Andrew's Random Tribes Projects

Quick Links

Fonts

Tribes uses Phoenix Font? files (.pft) to render ingame fonts. The font file consists of a bitmap and an associated index for each character, telling Tribes where each character is located in the bitmap and the character attributes (width, height, vertical offset). As far as I know, I am the only one with a working editor for them since Sierra seems rather content with letting the original code and utilities stagnate. I will get around to uploading the amazing fonts random (Kris) has done later.

Here is a small collection of custom fonts. To use one, download it, rename to whichever font you would like to use (e.g. if_g_10b.pft for teamchat), and place it in tribes\base\skins.

If you would like shadows or different colors: Download Tribes Font Editor and do it yourself! The Shadowize function is a no brainer for one click shadows and the Colorize function will color the font to whatever color you have selected.

(Mouseover to view, Click to download)

Palettes

Tribes uses Phoenix Palette? files (.ppl) to keep track of the various palettes that all the bitmaps in the game use. The palette file consists of the number of palettes, unknown header information, all the palettes one after another (each palette with it's own unique id), and unknown footer information. This utility is mostly here as an oddity, as nobody will have any use for it due to the issues you run in to from my lack of understanding of the format.

Bitmaps

Tribes uses Phoenix Bitmap files (.bmp) to for it's bitmaps and Phoenix Bitmap Arrays (.pba) for it's bitmap compilations. Phoenix Bitmaps are just like standard Windows Bitmaps except for a few slight differences.

  1. Phoenix Bitmaps have no palette information
  2. Phoenix Bitmaps have a byte in the header to indicate various effects (standard, additive, subtractive, translucent, and transparent (index 0 is not rendered). The alpha values in the palettes are taken into consideration for all but standard and transparent.
  3. Phoenix Bitmaps have a field at the end of the file indicating which palette they use. Each palette in a .ppl file has a unique ID, which is what is referenced by this field

Phoenix Bitmap Arrays are merely containers for multiple Phoenix Bitmaps. The few uses I have found are containers for gui controls, containers for animation, and font bitmap containers (only one font is large enough to need more than one bitmap, and it is not used in Tribes).

My utility was originally intended to view Phoenix Bitmap Arrays, but I later expanded it to view Phoenix Bitmaps as well. The palette detection is almost perfect, save for one palette (I think). You may also export individual frames or bitmaps to Phoenix Bitmap format or Windows Bitmap format.

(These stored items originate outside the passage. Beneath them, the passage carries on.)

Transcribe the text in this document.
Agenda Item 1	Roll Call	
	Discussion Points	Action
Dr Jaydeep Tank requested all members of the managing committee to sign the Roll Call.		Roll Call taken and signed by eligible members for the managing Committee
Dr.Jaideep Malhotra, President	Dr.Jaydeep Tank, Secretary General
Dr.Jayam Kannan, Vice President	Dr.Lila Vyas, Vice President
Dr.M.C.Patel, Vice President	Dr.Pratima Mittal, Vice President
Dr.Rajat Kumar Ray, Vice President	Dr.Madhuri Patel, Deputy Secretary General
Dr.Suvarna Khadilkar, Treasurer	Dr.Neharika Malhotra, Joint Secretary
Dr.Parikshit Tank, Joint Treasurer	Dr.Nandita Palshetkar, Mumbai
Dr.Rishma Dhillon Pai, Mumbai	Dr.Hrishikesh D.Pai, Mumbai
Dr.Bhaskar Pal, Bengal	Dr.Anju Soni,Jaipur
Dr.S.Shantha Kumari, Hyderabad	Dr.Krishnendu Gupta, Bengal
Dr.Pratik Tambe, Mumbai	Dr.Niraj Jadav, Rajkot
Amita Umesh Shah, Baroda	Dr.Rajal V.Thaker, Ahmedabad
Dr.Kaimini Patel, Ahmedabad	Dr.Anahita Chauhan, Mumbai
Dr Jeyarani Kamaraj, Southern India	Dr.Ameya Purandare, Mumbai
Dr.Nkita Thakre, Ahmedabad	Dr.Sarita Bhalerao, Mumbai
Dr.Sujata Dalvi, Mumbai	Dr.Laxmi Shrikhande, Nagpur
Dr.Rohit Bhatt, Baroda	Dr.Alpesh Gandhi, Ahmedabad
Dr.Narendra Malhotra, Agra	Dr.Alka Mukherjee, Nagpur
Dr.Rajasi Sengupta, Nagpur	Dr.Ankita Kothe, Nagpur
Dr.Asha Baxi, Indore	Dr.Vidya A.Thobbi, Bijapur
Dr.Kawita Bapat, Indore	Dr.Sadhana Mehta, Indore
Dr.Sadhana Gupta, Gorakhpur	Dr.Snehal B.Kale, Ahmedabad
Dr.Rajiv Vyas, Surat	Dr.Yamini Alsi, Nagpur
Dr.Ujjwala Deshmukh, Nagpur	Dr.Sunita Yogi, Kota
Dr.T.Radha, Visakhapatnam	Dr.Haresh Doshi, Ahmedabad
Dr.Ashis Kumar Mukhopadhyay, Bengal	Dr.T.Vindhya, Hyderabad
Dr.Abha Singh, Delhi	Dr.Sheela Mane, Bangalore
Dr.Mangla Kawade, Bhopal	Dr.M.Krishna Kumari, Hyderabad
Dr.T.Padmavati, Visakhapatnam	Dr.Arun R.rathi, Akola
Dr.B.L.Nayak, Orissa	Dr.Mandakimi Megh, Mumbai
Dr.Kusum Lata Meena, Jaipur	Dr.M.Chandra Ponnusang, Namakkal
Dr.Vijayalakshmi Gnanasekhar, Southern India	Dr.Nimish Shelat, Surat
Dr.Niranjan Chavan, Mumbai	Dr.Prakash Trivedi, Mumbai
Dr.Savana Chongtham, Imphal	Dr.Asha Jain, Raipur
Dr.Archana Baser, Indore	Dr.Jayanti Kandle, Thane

Note: Mousewheel scrolls through the PBA frames (if more than 1), and the up/down/left/right keys zoom in/out and cycle left/right respectively.

Custom GUI Colors

Tribes retardedly uses a unique .ppl (palette compilation file) for each landscape type (lush, mud, ice, desert, etc). What this means is if you want to edit the palette the GUI uses to get some new color (say, pink shaded HUD backgrounds instead of gray), you need to edit around 12 .ppl files to do a freakin single color. This is obviously more pain than it's worth if you do it by hand. After I saw enough people actually doing it by hand, I decided to make a quick program to automate the process. (Please don't ask why I chose to use PHP to patch the palettes, break the test .vol into it's constituent .ppl files, and finally .zip them all up). The web page even has a test interface so you can see exactly what changes you're making.

(I think this only works in IE, I have no idea how I made the javascript work)

Note: You can not use sky and/or terrain that uses custom palettes with these. One or the other..

Tribes Configs

I'll put some explanations later. Until then, here are the pages for my two Tribes configs

Timestamping

It has been a longstanding issue that there is no way to get a current timestamp in Tribes without using an external program (which is a huge pain). After MUCH nagging from Random (and some help with the file and code offsets for stuff to hijack), I broke down and made a small asm patch to give Tribes native timestamping support. Now I can finally get rid of the godawful timestamping programs on Heaven and Hell that like to randomly stop working.

Included in the .zip is a thorough explanation of how I managed this, the source code for the patch, an example tribes script utilizing the new function, and a compiled executable for the patch.

Tribes Terrains

These are the 100% original tribes heightmaps (ripped by me) in various formats for you to steal for your own game that will suck if it isn't Tribes. Technically I should get around to finishing the rest of the original T1 maps and maybe do the expansion maps (if I'm not lazy).

HudBot

You have to see it to believe it

Scriptless Skiing

Makes it so you can bind your jump key to "turn left" and have built-in skiing

mem.dll - Even more useless extra functionality for Tribes

mem.dll adds random functionality to Tribes so the last 15 people can use winamp from in-game (actually 3rd person IFFs).

mem.dll(nude) is the source for a stripped down version of mem.dll which only allows you to interact with Tribes functions and variables. Probably only useful for server owners who want to make weird server add-ons like database plugins.